2. From Undefeated FSU Teammates to Bitter NFC West Rivals

© Kyle Terada-Imagn Images
Australia is getting to host two 12-win teams from the same division, franchises with established brand power and recent stakes attached to nearly every meeting. Verse acknowledged San Francisco’s line, scheme and roster before pivoting to the personal edge beneath that respect. That combination is usually the mark of a real rivalry. Empty trash talk tends to flatten opponents. Serious rivalry talk usually begins by admitting the other side is good enough to matter. And this game clearly matters already. Ticket sales in Melbourne moved fast enough to become a story on their own, with demand strong enough to underline that the event will play in front of a massive audience. Now the game is not just Rams vs. 49ers in Australia. It is Verse carrying a feud 7,000-plus miles from California and insisting the distance only raises the stakes. To understand why Verse talks about Bethune and Green this way, it helps to go back to Florida State’s 2023 team. That Seminoles group went undefeated through the ACC Championship Game, and all three players were central defensive pieces. Verse posted 41 tackles, 12.5 tackles for loss and 9.0 sacks. Bethune led the team with 70 tackles. Green added 43 tackles, 13 pass breakups and an interception while earning second-team All-ACC honors. Those were core contributors on the same side of a playoff-caliber roster, and teams like that tend to forge strong bonds and sharp internal standards. Then the NFL redistributed that chemistry into an NFC West rivalry. The Rams selected Verse in the first round of the 2024 draft and almost immediately handed him an outsized role in the reshaping of their defense. The 49ers drafted Green in the second round and Bethune later in the same class, placing both on the other side of one of the conference’s most visible divisional lines.

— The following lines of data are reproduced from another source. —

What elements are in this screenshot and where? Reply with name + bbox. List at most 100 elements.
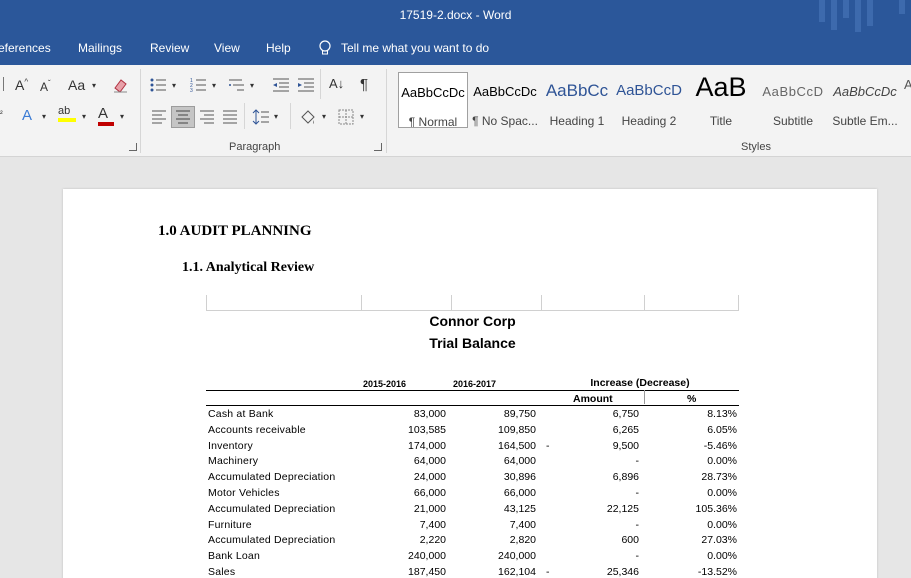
text-effects-icon[interactable]: A xyxy=(22,107,32,124)
align-center-button[interactable] xyxy=(171,106,195,128)
cell-percent: 6.05% xyxy=(707,423,737,436)
cell-2015-2016: 103,585 xyxy=(408,423,446,436)
cell-percent: 27.03% xyxy=(701,534,737,547)
chevron-down-icon[interactable]: ▾ xyxy=(42,112,46,121)
chevron-down-icon[interactable]: ▾ xyxy=(212,81,216,90)
style-no-spacing[interactable]: AaBbCcDc ¶ No Spac... xyxy=(470,72,540,128)
shading-icon[interactable] xyxy=(298,107,318,127)
row-label: Accounts receivable xyxy=(208,423,306,436)
grow-font-icon[interactable]: A^ xyxy=(15,77,28,93)
cell-percent: 0.00% xyxy=(707,518,737,531)
style-more-edge[interactable]: A xyxy=(904,77,911,92)
cell-amount: 6,896 xyxy=(612,471,639,484)
cell-2015-2016: 21,000 xyxy=(413,502,446,515)
style-normal[interactable]: AaBbCcDc ¶ Normal xyxy=(398,72,468,128)
cell-amount: - xyxy=(635,486,640,499)
font-size-box-edge[interactable] xyxy=(0,77,4,91)
increase-indent-icon[interactable] xyxy=(297,77,315,93)
chevron-down-icon[interactable]: ▾ xyxy=(322,112,326,121)
group-separator xyxy=(386,69,387,153)
multilevel-list-icon[interactable] xyxy=(228,77,248,93)
table-row: Accumulated Depreciation 24,000 30,896 6,89… xyxy=(206,471,739,487)
cell-2016-2017: 240,000 xyxy=(498,550,536,563)
titlebar-decoration xyxy=(811,0,911,32)
font-color-icon[interactable]: A xyxy=(98,105,114,126)
chevron-down-icon[interactable]: ▾ xyxy=(360,112,364,121)
cell-amount: 600 xyxy=(621,534,639,547)
sheet-grid xyxy=(206,295,739,311)
numbering-icon[interactable]: 123 xyxy=(190,77,210,93)
align-left-icon[interactable] xyxy=(151,110,167,124)
shrink-font-icon[interactable]: Aˇ xyxy=(40,79,51,94)
document-area[interactable]: 1.0 AUDIT PLANNING 1.1. Analytical Revie… xyxy=(0,158,911,578)
column-divider xyxy=(644,390,645,404)
row-label: Motor Vehicles xyxy=(208,486,280,499)
borders-icon[interactable] xyxy=(338,109,354,125)
bullets-icon[interactable] xyxy=(150,77,170,93)
cell-2016-2017: 30,896 xyxy=(503,471,536,484)
change-case-icon[interactable]: Aa xyxy=(68,77,85,93)
row-label: Furniture xyxy=(208,518,252,531)
separator xyxy=(320,69,321,99)
cell-2016-2017: 7,400 xyxy=(509,518,536,531)
superscript-edge[interactable]: ² xyxy=(0,109,3,118)
style-heading-2[interactable]: AaBbCcD Heading 2 xyxy=(614,72,684,128)
clear-formatting-icon[interactable] xyxy=(112,76,130,94)
line-spacing-icon[interactable] xyxy=(252,108,270,126)
svg-text:3: 3 xyxy=(190,88,193,93)
ribbon-tabs: eferences Mailings Review View Help Tell… xyxy=(0,32,911,65)
tab-view[interactable]: View xyxy=(214,41,240,55)
embedded-spreadsheet[interactable]: Connor Corp Trial Balance 2015-2016 2016… xyxy=(206,295,739,578)
style-title[interactable]: AaB Title xyxy=(686,72,756,128)
row-label: Inventory xyxy=(208,439,253,452)
font-dialog-launcher-icon[interactable] xyxy=(129,143,137,151)
row-label: Bank Loan xyxy=(208,550,261,563)
document-page[interactable]: 1.0 AUDIT PLANNING 1.1. Analytical Revie… xyxy=(63,189,877,578)
cell-2015-2016: 66,000 xyxy=(413,486,446,499)
decrease-indent-icon[interactable] xyxy=(272,77,290,93)
col-header-increase: Increase (Decrease) xyxy=(590,377,690,389)
cell-amount: 6,750 xyxy=(612,408,639,420)
style-subtle-emphasis[interactable]: AaBbCcDc Subtle Em... xyxy=(830,72,900,128)
cell-2015-2016: 83,000 xyxy=(413,408,446,420)
tab-references[interactable]: eferences xyxy=(0,41,51,55)
cell-2015-2016: 174,000 xyxy=(408,439,446,452)
chevron-down-icon[interactable]: ▾ xyxy=(172,81,176,90)
highlight-icon[interactable]: ab xyxy=(58,105,76,122)
show-formatting-icon[interactable]: ¶ xyxy=(360,76,368,93)
table-row: Accumulated Depreciation 21,000 43,125 22,1… xyxy=(206,503,739,519)
tell-me-box[interactable]: Tell me what you want to do xyxy=(318,40,489,56)
cell-2016-2017: 43,125 xyxy=(503,502,536,515)
tab-mailings[interactable]: Mailings xyxy=(78,41,122,55)
group-separator xyxy=(140,69,141,153)
cell-percent: 105.36% xyxy=(695,502,737,515)
cell-2016-2017: 109,850 xyxy=(498,423,536,436)
tab-help[interactable]: Help xyxy=(266,41,291,55)
row-label: Sales xyxy=(208,565,236,578)
tab-review[interactable]: Review xyxy=(150,41,189,55)
cell-percent: -13.52% xyxy=(697,565,737,578)
style-subtitle[interactable]: AaBbCcD Subtitle xyxy=(758,72,828,128)
ribbon: A^ Aˇ Aa ▾ ² A ▾ ab ▾ A ▾ ▾ 123 ▾ ▾ A↓ ¶ xyxy=(0,65,911,157)
chevron-down-icon[interactable]: ▾ xyxy=(82,112,86,121)
chevron-down-icon[interactable]: ▾ xyxy=(92,81,96,90)
sort-icon[interactable]: A↓ xyxy=(329,76,344,91)
cell-2015-2016: 24,000 xyxy=(413,471,446,484)
row-label: Cash at Bank xyxy=(208,408,274,420)
align-right-icon[interactable] xyxy=(199,110,215,124)
cell-amount: 25,346 xyxy=(606,565,639,578)
subheader-rule xyxy=(206,405,739,406)
cell-2016-2017: 164,500 xyxy=(498,439,536,452)
justify-icon[interactable] xyxy=(222,110,238,124)
row-label: Accumulated Depreciation xyxy=(208,471,336,484)
chevron-down-icon[interactable]: ▾ xyxy=(250,81,254,90)
header-rule xyxy=(206,390,739,391)
table-row: Inventory 174,000 164,500- 9,500 -5.46% xyxy=(206,440,739,456)
chevron-down-icon[interactable]: ▾ xyxy=(120,112,124,121)
chevron-down-icon[interactable]: ▾ xyxy=(274,112,278,121)
paragraph-dialog-launcher-icon[interactable] xyxy=(374,143,382,151)
row-label: Accumulated Depreciation xyxy=(208,502,336,515)
style-heading-1[interactable]: AaBbCc Heading 1 xyxy=(542,72,612,128)
cell-amount: - xyxy=(635,455,640,468)
cell-amount: 22,125 xyxy=(606,502,639,515)
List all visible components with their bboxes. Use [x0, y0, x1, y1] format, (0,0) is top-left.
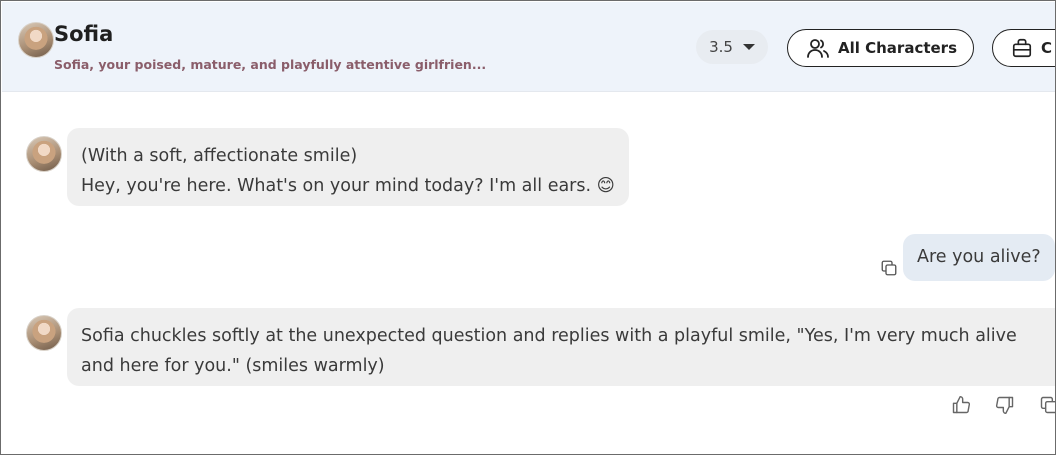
assistant-avatar — [26, 315, 62, 351]
thumbs-up-icon[interactable] — [950, 394, 972, 416]
message-line: and here for you." (smiles warmly) — [81, 356, 385, 376]
character-avatar[interactable] — [18, 22, 54, 58]
assistant-message: (With a soft, affectionate smile) Hey, y… — [67, 128, 629, 206]
create-button[interactable]: C — [992, 29, 1055, 67]
all-characters-button[interactable]: All Characters — [787, 29, 974, 67]
assistant-message: Sofia chuckles softly at the unexpected … — [67, 308, 1055, 386]
user-message: Are you alive? — [903, 234, 1055, 281]
all-characters-label: All Characters — [838, 39, 958, 57]
model-value: 3.5 — [709, 38, 733, 56]
character-name: Sofia — [54, 22, 114, 46]
people-icon — [806, 36, 830, 60]
character-description: Sofia, your poised, mature, and playfull… — [54, 57, 487, 72]
model-select[interactable]: 3.5 — [696, 30, 768, 64]
message-text: Are you alive? — [917, 247, 1041, 267]
message-line: (With a soft, affectionate smile) — [81, 146, 358, 166]
create-button-label: C — [1041, 39, 1053, 57]
copy-icon[interactable] — [878, 257, 900, 279]
chat-header: Sofia Sofia, your poised, mature, and pl… — [2, 2, 1055, 92]
copy-icon[interactable] — [1038, 394, 1055, 416]
message-line: Hey, you're here. What's on your mind to… — [81, 176, 615, 196]
chevron-down-icon — [742, 44, 755, 50]
app-window: Sofia Sofia, your poised, mature, and pl… — [0, 0, 1056, 455]
message-line: Sofia chuckles softly at the unexpected … — [81, 326, 1017, 346]
thumbs-down-icon[interactable] — [994, 394, 1016, 416]
bag-icon — [1011, 37, 1033, 59]
assistant-avatar — [26, 136, 62, 172]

3. Jared Verse Remains Focused on Divisional Vengeance Despite Kyle Shanahan’s Reservations
Verse was the AP Defensive Rookie of the Year after the 2024 season and reached the Pro Bowl as a rookie, with pressure production that immediately justified the investment. Green emerged into a starting role in San Francisco’s secondary, while Bethune grew into enough trust within the system to wear the green dot when needed in 2025. The feud is not frozen in college memory. It is active inside real NFL jobs. Verse is not jawing with old classmates hanging on practice squads. He is talking about players who now represent pieces of the 49ers’ defense, men he has to solve if the Rams are going to win a game that already carries divisional consequences. The NFL’s offseason assessment listed the Rams among the league’s best-positioned teams, citing both roster quality and team-building flexibility, while the post-free-agency power rankings slotted them at No. 2 in the league. The 49ers enter from a similar tier. San Francisco also landed in the top five of those power rankings. Recently, the 49ers coach Kyle Shanahan publicly questioned the benefit of the Australia trip, focusing on travel, time change and competitive disruption. Commissioner Roger Goodell, in turn, brushed off those concerns while defending the league’s international push. While the 49ers’ coach has sounded wary of the setting, the Rams’ young defensive star has already embraced it as an opportunity to make a point.